Emotional and psychological trauma is the result of extraordinarily stressful events that shatter your sense of security, making you feel helpless in a dangerous world. Unfortunately, over 50% of people will experience at least one trauma in their lives. Traumatic experiences often involve a threat to life or safety, but any situation that leaves you feeling overwhelmed and isolated can be traumatic, even if it doesn’t involve physical harm. It’s not the objective facts that determine whether an event is traumatic, but your subjective emotional experience of the event. The more frightened and helpless you feel, the more likely you are to be traumatized.

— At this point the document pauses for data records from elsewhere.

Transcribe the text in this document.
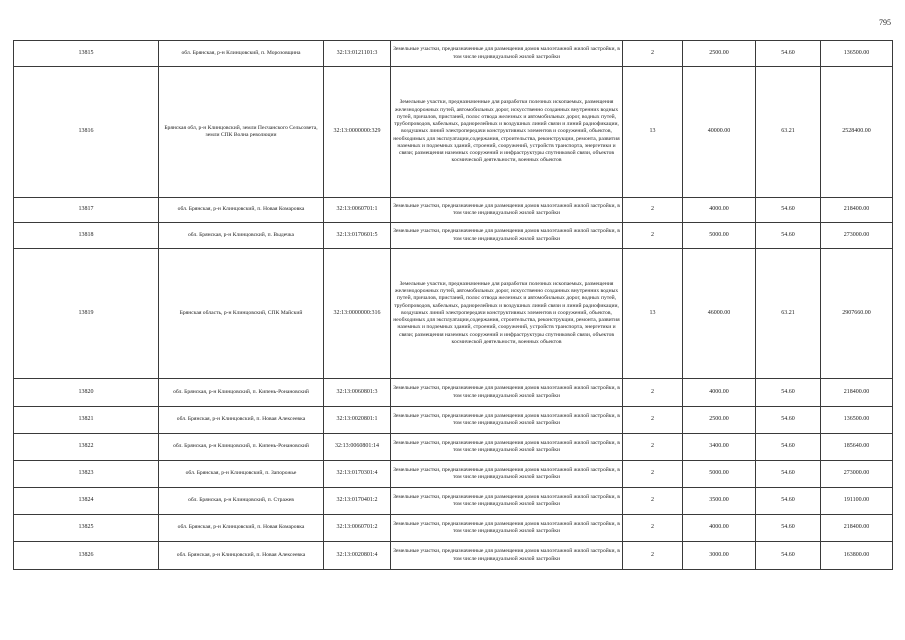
795
13815	обл. Брянская, р-н Клинцовский, п. Морозовщина	32:13:0121101:3	Земельные участки, предназначенные для размещения домов малоэтажной жилой застройки, в том числе индивидуальной жилой застройки	2	2500.00	54.60	136500.00
13816	Брянская обл, р-н Клинцовский, земли Песчанского Сельсовета, земли СПК Волна революции	32:13:0000000:329	Земельные участки, предназначенные для разработки полезных ископаемых, размещения железнодорожных путей, автомобильных дорог, искусственно созданных внутренних водных путей, причалов, пристаней, полос отвода железных и автомобильных дорог, водных путей, трубопроводов, кабельных, радиорелейных и воздушных линий связи и линий радиофикации, воздушных линий электропередачи конструктивных элементов и сооружений, объектов, необходимых для эксплуатации,содержания, строительства, реконструкции, ремонта, развития наземных и подземных зданий, строений, сооружений, устройств транспорта, энергетики и связи; размещения наземных сооружений и инфраструктуры спутниковой связи, объектов космической деятельности, военных объектов	13	40000.00	63.21	2528400.00
13817	обл. Брянская, р-н Клинцовский, п. Новая Комаровка	32:13:0060701:1	Земельные участки, предназначенные для размещения домов малоэтажной жилой застройки, в том числе индивидуальной жилой застройки	2	4000.00	54.60	218400.00
13818	обл. Брянская, р-н Клинцовский, п. Выдечка	32:13:0170601:5	Земельные участки, предназначенные для размещения домов малоэтажной жилой застройки, в том числе индивидуальной жилой застройки	2	5000.00	54.60	273000.00
13819	Брянская область, р-н Клинцовский, СПК Майский	32:13:0000000:316	Земельные участки, предназначенные для разработки полезных ископаемых, размещения железнодорожных путей, автомобильных дорог, искусственно созданных внутренних водных путей, причалов, пристаней, полос отвода железных и автомобильных дорог, водных путей, трубопроводов, кабельных, радиорелейных и воздушных линий связи и линий радиофикации, воздушных линий электропередачи конструктивных элементов и сооружений, объектов, необходимых для эксплуатации,содержания, строительства, реконструкции, ремонта, развития наземных и подземных зданий, строений, сооружений, устройств транспорта, энергетики и связи; размещения наземных сооружений и инфраструктуры спутниковой связи, объектов космической деятельности, военных объектов	13	46000.00	63.21	2907660.00
13820	обл. Брянская, р-н Клинцовский, п. Кипень-Ронановский	32:13:0060801:3	Земельные участки, предназначенные для размещения домов малоэтажной жилой застройки, в том числе индивидуальной жилой застройки	2	4000.00	54.60	218400.00
13821	обл. Брянская, р-н Клинцовский, п. Новая Алексеевка	32:13:0020801:1	Земельные участки, предназначенные для размещения домов малоэтажной жилой застройки, в том числе индивидуальной жилой застройки	2	2500.00	54.60	136500.00
13822	обл. Брянская, р-н Клинцовский, п. Кипень-Ронановский	32:13:0060801:14	Земельные участки, предназначенные для размещения домов малоэтажной жилой застройки, в том числе индивидуальной жилой застройки	2	3400.00	54.60	185640.00
13823	обл. Брянская, р-н Клинцовский, п. Запорожье	32:13:0170301:4	Земельные участки, предназначенные для размещения домов малоэтажной жилой застройки, в том числе индивидуальной жилой застройки	2	5000.00	54.60	273000.00
13824	обл. Брянская, р-н Клинцовский, п. Стражев	32:13:0170401:2	Земельные участки, предназначенные для размещения домов малоэтажной жилой застройки, в том числе индивидуальной жилой застройки	2	3500.00	54.60	191100.00
13825	обл. Брянская, р-н Клинцовский, п. Новая Комаровка	32:13:0060701:2	Земельные участки, предназначенные для размещения домов малоэтажной жилой застройки, в том числе индивидуальной жилой застройки	2	4000.00	54.60	218400.00
13826	обл. Брянская, р-н Клинцовский, п. Новая Алексеевка	32:13:0020801:4	Земельные участки, предназначенные для размещения домов малоэтажной жилой застройки, в том числе индивидуальной жилой застройки	2	3000.00	54.60	163800.00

Emotional and psychological trauma can be caused by one-time events, such as an accident or violent attack, or by ongoing, relentless stress, such as living in a crime-ridden neighborhood, battling a life-threatening illness or bullying.

Commonly overlooked causes of trauma include, surgery (especially in the first 3 years of life), the sudden death of someone close, the breakup of a significant relationship, or a humiliating or deeply disappointing experience, especially if someone was deliberately cruel.

“Big T” Trauma Includes:

Serious Accidents

Natural Disasters

Robbery, Violence

Childhood Abuse or Neglect

Sexual, Emotional or Physical Abuse

War, Combat

“Small t” trauma Includes:

Victim of Bullying

Prolonged Stress

Illness and/or Surgery

Poor Parent-Child Relationship

Humiliation or Cruelty Deep Disappointment

With Proper support from a trained clinician, individuals suffering from trauma can regain control of their lives. Treatment may include different types of trauma-focused psychotherapy, as well as medication to manage symptoms in some cases. “Trauma-Focused” means that the treatment focuses on the memory of the traumatic event and/or its meaning. A skilled clinician will understand the complexity of your trauma and help to create a safe space to overcome your fears.